Nie ma chyba spinningisty, który nie łowi drapieżników na przynęty silikonowe, ani też ryby niechcącej zakąsić miękką przynętą.
Gumisie już dawno wkradły się do każdego pudła i plecaka, na stałe zdominowały zestawy przynęt łowców jak choćby pstrąga, okonia, sandacza. Jeszcze z dziesięć lat temu połów ryb łososiowatych na przynęty miękkie był czymś dziwnym, rzadko spotykanym i jakby nie na miejscu, wbrew jakimś utartym regułom czy zasadom.
Pamiętam jak sam latami dojrzewałem do złamania tych reguł i wiele wody upłynęło w mojej rzece, nim w pudełku zagościł pierwszy gumiś; niedługo potem drugi, trzeci…
Wpierw zajmowały jedną przegródkę, potem już dwie, a dzisiaj… plecaka im mało. Mówiąc krótko, gumisie rządzą :)

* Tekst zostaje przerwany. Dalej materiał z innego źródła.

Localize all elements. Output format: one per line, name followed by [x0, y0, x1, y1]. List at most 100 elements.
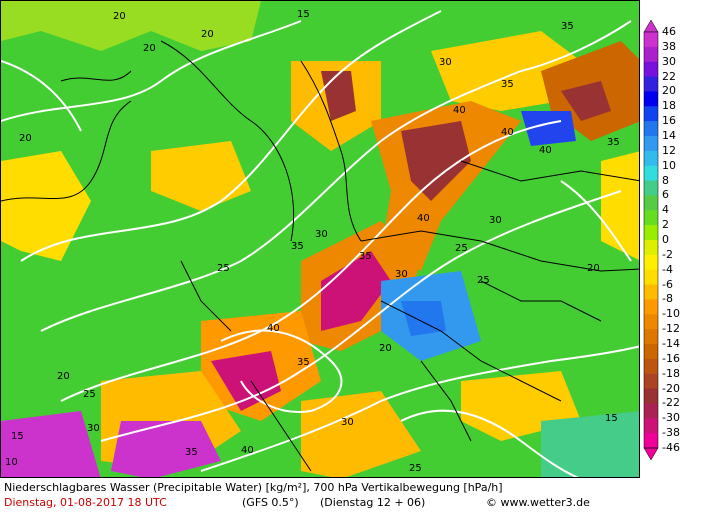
legend-color-swatch [644, 344, 658, 360]
legend-tick-label: -12 [662, 322, 680, 336]
legend-tick-label: -4 [662, 262, 673, 276]
contour-label: 10 [5, 457, 18, 468]
legend-color-swatch [644, 136, 658, 152]
legend-tick-label: 18 [662, 99, 676, 113]
contour-label: 25 [83, 389, 96, 400]
legend-color-swatch [644, 269, 658, 286]
legend-tick-label: -38 [662, 426, 680, 440]
legend-tick-label: 2 [662, 218, 669, 232]
contour-label: 35 [561, 21, 574, 32]
country-borders [1, 40, 639, 472]
legend-color-swatch [644, 388, 658, 404]
map-canvas: 20 20 20 15 35 30 35 40 40 40 35 40 35 3… [1, 1, 639, 477]
legend-tick-label: -20 [662, 381, 680, 395]
contour-label: 25 [455, 243, 468, 254]
contour-label: 20 [19, 133, 32, 144]
legend-tick-label: -6 [662, 277, 673, 291]
contour-label: 40 [241, 445, 254, 456]
legend-color-swatch [644, 195, 658, 211]
legend-color-swatch [644, 61, 658, 78]
contour-label: 35 [185, 447, 198, 458]
contour-label: 40 [417, 213, 430, 224]
contour-label: 30 [341, 417, 354, 428]
contour-label: 30 [395, 269, 408, 280]
legend-tick-label: -30 [662, 411, 680, 425]
color-scale-bar [643, 20, 659, 460]
legend-tick-label: 30 [662, 54, 676, 68]
legend-color-swatch [644, 358, 658, 375]
legend-color-swatch [644, 180, 658, 196]
legend-color-swatch [644, 76, 658, 92]
legend-tick-label: 10 [662, 158, 676, 172]
legend-tick-label: 6 [662, 188, 669, 202]
caption-run: (Dienstag 12 + 06) [320, 496, 426, 509]
legend-color-swatch [644, 165, 658, 182]
contour-label: 35 [607, 137, 620, 148]
legend-tick-label: -18 [662, 366, 680, 380]
contour-label: 35 [501, 79, 514, 90]
contour-label: 30 [489, 215, 502, 226]
legend-color-swatch [644, 106, 658, 122]
legend-color-swatch [644, 150, 658, 167]
legend-color-swatch [644, 240, 658, 256]
legend-tick-label: 0 [662, 233, 669, 246]
contour-label: 30 [87, 423, 100, 434]
legend-color-swatch [644, 121, 658, 137]
contour-label: 25 [217, 263, 230, 274]
legend-tick-label: 16 [662, 114, 676, 128]
legend-color-swatch [644, 284, 658, 300]
contour-label: 20 [587, 263, 600, 274]
contour-labels: 20 20 20 15 35 30 35 40 40 40 35 40 35 3… [5, 9, 620, 474]
legend-top-arrow [643, 20, 659, 33]
legend-tick-label: -10 [662, 307, 680, 321]
contour-label: 40 [539, 145, 552, 156]
legend-tick-label: 46 [662, 25, 676, 38]
caption-model: (GFS 0.5°) [242, 496, 299, 509]
legend-bottom-arrow [643, 447, 659, 460]
legend-color-swatch [644, 254, 658, 271]
contour-label: 40 [453, 105, 466, 116]
contour-label: 15 [11, 431, 24, 442]
contour-label: 35 [291, 241, 304, 252]
precipitable-water-field [1, 1, 639, 477]
contour-label: 40 [267, 323, 280, 334]
legend-color-swatch [644, 329, 658, 345]
contour-label: 20 [379, 343, 392, 354]
caption-date: Dienstag, 01-08-2017 18 UTC [4, 496, 167, 509]
legend-tick-label: 14 [662, 129, 676, 142]
contour-label: 20 [201, 29, 214, 40]
legend-tick-label: -46 [662, 441, 680, 454]
legend-tick-label: 22 [662, 69, 676, 83]
legend-tick-label: 8 [662, 173, 669, 187]
legend-color-swatch [644, 210, 658, 226]
caption-copyright: © www.wetter3.de [486, 496, 590, 509]
contour-label: 35 [297, 357, 310, 368]
contour-label: 20 [113, 11, 126, 22]
contour-label: 35 [359, 251, 372, 262]
legend-color-swatch [644, 403, 658, 419]
contour-label: 20 [57, 371, 70, 382]
contour-label: 15 [605, 413, 618, 424]
weather-map: 20 20 20 15 35 30 35 40 40 40 35 40 35 3… [0, 0, 640, 478]
legend-color-swatch [644, 314, 658, 330]
contour-label: 15 [297, 9, 310, 20]
contour-label: 40 [501, 127, 514, 138]
legend-tick-label: -22 [662, 396, 680, 410]
contour-label: 30 [315, 229, 328, 240]
legend-tick-label: -14 [662, 337, 680, 350]
legend-tick-label: -16 [662, 351, 680, 365]
legend-color-swatch [644, 418, 658, 434]
legend-tick-label: 4 [662, 203, 669, 217]
contour-label: 25 [409, 463, 422, 474]
legend-color-swatch [644, 433, 658, 449]
legend-color-swatch [644, 225, 658, 241]
color-scale-legend: 46 38 30 22 20 18 16 14 12 10 8 6 4 2 0 -2 -4 -6 -8 -10 -12-… [642, 20, 704, 460]
legend-color-swatch [644, 299, 658, 315]
caption-title: Niederschlagbares Wasser (Precipitable W… [4, 481, 503, 494]
legend-tick-label: 38 [662, 39, 676, 53]
legend-color-swatch [644, 91, 658, 107]
legend-tick-label: -8 [662, 292, 673, 306]
contour-label: 25 [477, 275, 490, 286]
legend-color-swatch [644, 373, 658, 390]
map-caption: Niederschlagbares Wasser (Precipitable W… [0, 479, 704, 513]
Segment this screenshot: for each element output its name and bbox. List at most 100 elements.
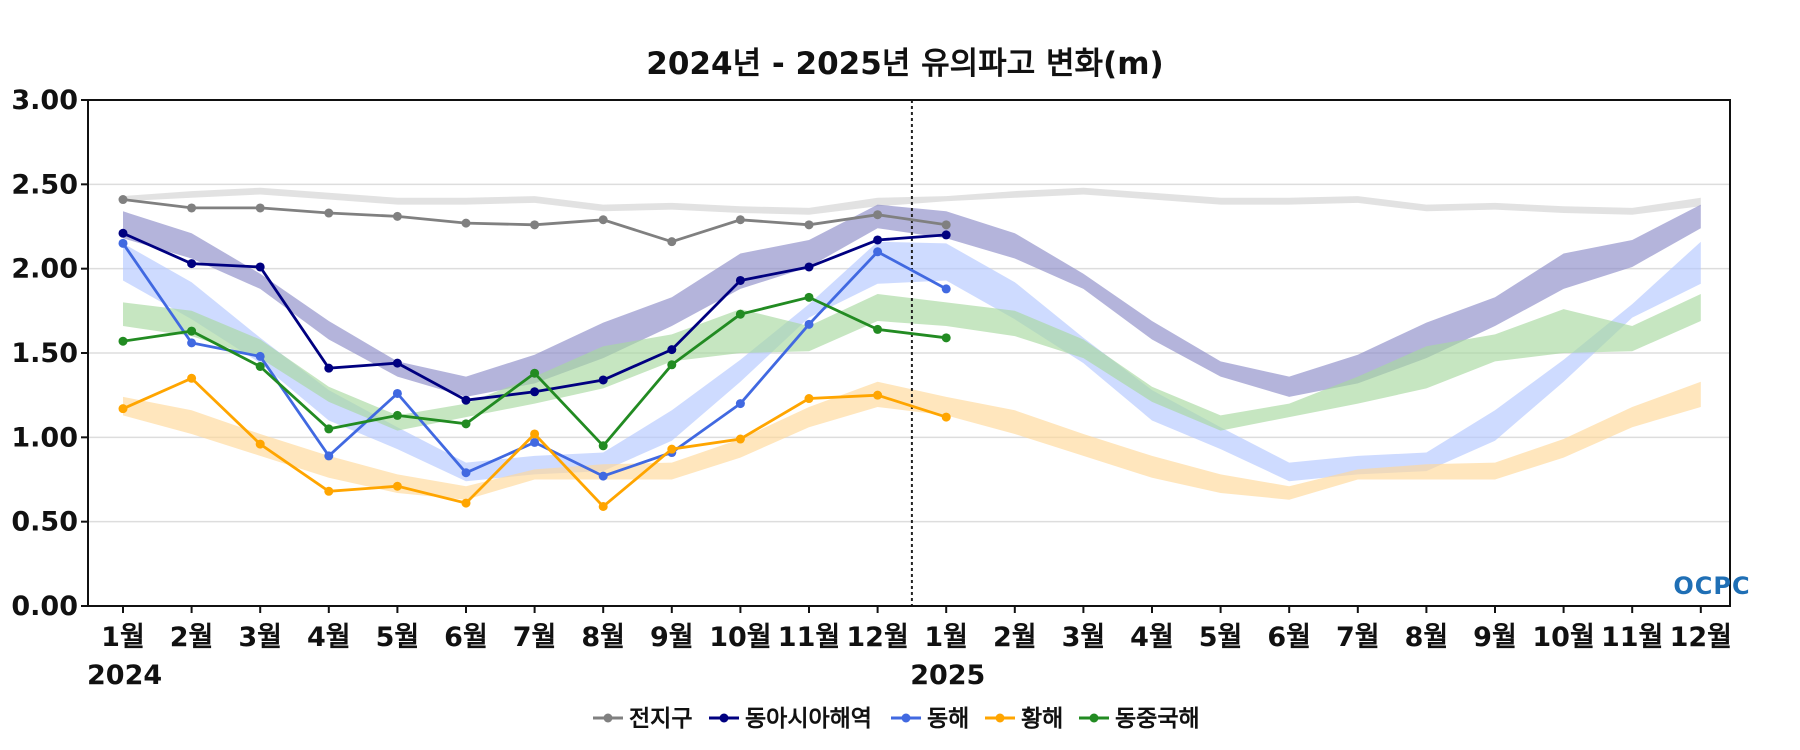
x-tick-label: 4월: [1130, 622, 1174, 653]
data-point: [667, 360, 677, 370]
climatology-band: [123, 187, 1701, 215]
legend-label: 동아시아해역: [745, 706, 872, 732]
data-point: [598, 441, 608, 451]
legend-marker: [719, 713, 729, 723]
legend-marker: [901, 713, 911, 723]
data-point: [804, 220, 814, 230]
data-point: [598, 215, 608, 225]
data-point: [804, 394, 814, 404]
legend-label: 황해: [1021, 706, 1063, 732]
data-point: [392, 410, 402, 420]
data-point: [324, 363, 334, 373]
data-point: [598, 375, 608, 385]
data-point: [873, 390, 883, 400]
data-point: [804, 292, 814, 302]
legend-marker: [603, 713, 613, 723]
x-tick-label: 2월: [993, 622, 1037, 653]
data-point: [324, 486, 334, 496]
data-point: [598, 501, 608, 511]
legend-label: 동중국해: [1115, 706, 1200, 732]
data-point: [735, 275, 745, 285]
x-tick-label: 12월: [846, 622, 908, 653]
data-point: [392, 358, 402, 368]
y-tick-label: 2.00: [11, 254, 78, 285]
x-tick-label: 6월: [1267, 622, 1311, 653]
x-tick-label: 1월: [101, 622, 145, 653]
data-point: [187, 203, 197, 213]
x-tick-label: 6월: [444, 622, 488, 653]
data-point: [324, 208, 334, 218]
x-tick-label: 3월: [238, 622, 282, 653]
x-tick-label: 10월: [1532, 622, 1594, 653]
data-point: [118, 336, 128, 346]
data-point: [941, 333, 951, 343]
x-tick-label: 11월: [1601, 622, 1663, 653]
y-tick-label: 1.00: [11, 422, 78, 453]
data-point: [804, 262, 814, 272]
data-point: [187, 373, 197, 383]
data-point: [873, 247, 883, 257]
data-point: [461, 468, 471, 478]
year-label: 2025: [910, 660, 985, 691]
data-point: [187, 338, 197, 348]
ocpc-logo: OCPC: [1673, 572, 1750, 600]
data-point: [392, 481, 402, 491]
data-point: [873, 210, 883, 220]
year-label: 2024: [87, 660, 162, 691]
data-point: [255, 262, 265, 272]
data-point: [941, 284, 951, 294]
x-tick-label: 7월: [513, 622, 557, 653]
x-tick-label: 3월: [1062, 622, 1106, 653]
data-point: [461, 218, 471, 228]
x-tick-label: 12월: [1670, 622, 1732, 653]
data-point: [941, 412, 951, 422]
x-tick-label: 4월: [307, 622, 351, 653]
x-tick-label: 9월: [650, 622, 694, 653]
data-point: [255, 203, 265, 213]
data-point: [461, 498, 471, 508]
data-series: [118, 195, 951, 511]
x-tick-label: 8월: [581, 622, 625, 653]
x-tick-label: 5월: [1199, 622, 1243, 653]
data-point: [118, 195, 128, 205]
legend-marker: [1089, 713, 1099, 723]
data-point: [530, 437, 540, 447]
x-tick-label: 2월: [170, 622, 214, 653]
data-point: [461, 395, 471, 405]
climatology-band: [123, 294, 1701, 431]
data-point: [461, 419, 471, 429]
y-tick-label: 3.00: [11, 85, 78, 116]
data-point: [873, 235, 883, 245]
x-tick-label: 9월: [1473, 622, 1517, 653]
data-point: [255, 361, 265, 371]
data-point: [187, 326, 197, 336]
legend-marker: [995, 713, 1005, 723]
y-tick-label: 0.50: [11, 507, 78, 538]
data-point: [735, 399, 745, 409]
x-tick-label: 10월: [709, 622, 771, 653]
y-tick-label: 1.50: [11, 338, 78, 369]
x-axis: 1월 2월 3월 4월 5월 6월 7월 8월 9월 10월 11월 12월 1월 2월 3월 4월 5월 6월 7…: [101, 606, 1732, 653]
y-axis: 0.00 0.50 1.00 1.50 2.00 2.50 3.00: [11, 85, 88, 622]
data-point: [530, 429, 540, 439]
legend: 전지구 동아시아해역 동해 황해 동중국해: [593, 706, 1200, 732]
data-point: [118, 404, 128, 414]
year-labels: 2024 2025: [87, 660, 985, 691]
y-tick-label: 2.50: [11, 169, 78, 200]
data-point: [667, 345, 677, 355]
data-point: [530, 368, 540, 378]
x-tick-label: 7월: [1336, 622, 1380, 653]
legend-label: 전지구: [629, 706, 692, 732]
data-point: [873, 324, 883, 334]
chart-title: 2024년 - 2025년 유의파고 변화(m): [646, 46, 1163, 82]
data-point: [598, 471, 608, 481]
data-point: [187, 259, 197, 269]
data-point: [324, 424, 334, 434]
data-point: [941, 230, 951, 240]
data-point: [255, 439, 265, 449]
data-point: [118, 228, 128, 238]
data-point: [804, 319, 814, 329]
data-point: [392, 211, 402, 221]
ocpc-logo-text: OCPC: [1673, 572, 1750, 600]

Wędkarska ewolucja poszła jednak dalej, w ostatnich latach szeroka fala kołowrotków czy wędek z tzw. niższej półki cenowej, oferowanych w przyzwoitej i fajnej jakości dała pole do popisu wielu „opornym” spinningistom, którzy po prostu zaopatrzyli się w miarę porządny sprzęt i od niedzieli pomachają nim sobie. Bez ponoszenia jakichś potwornych kosztów statystyczny Kowalski może do woli cieszyć się spinningową frajdą. I tu pojawia się pierwszy problem, bo w przypadku główek jigowych sytuacja jest zgoła odmienna: są newralgicznym punktem zestawów; od ich doskonałych, mocnych i ostrych haków zależy nasz sukces, nasze zadowolenie z uprawiania hobby.
Tej oszczędności ryba nam nie wybaczy, zrozumie tańszy kijek, plećkę czy kręciek, ale haka z bazaru nie zdzierży, co to to nie! Ta złotówka czy dwie różnicy w cenie, pomiędzy produktem jakościowo doskonałym a jego lipną namiastką, odbijać się nam będzie czkawką przez wiele długich lat. Pytam więc czy warto? Odpowiedź może być tylko jedna: NIE. Tutaj nie warto oszczędzać.
Od wielu lat, na polskim wędkarskim rynku główek jigowych rządzi jeden producent, Dragon. Jego Vipery, Speedy czy X-Fine utworzyły swoisty monopol, a pojawiające się od święta krótkie serie naszych pozostałych rodzimych producentów „walą w ceglaną ścianę” i kończą swój żywot. Po te główki niechętnie, ale jednak sięga nawet konkurencja – sięga, bo wie, że są najlepsze.
Miliony sprzedanych egzemplarzy mówią same za siebie, a Ty Wędkarzu traktując wędkarstwo na poważnie postaw w tej kwestii na najlepszych.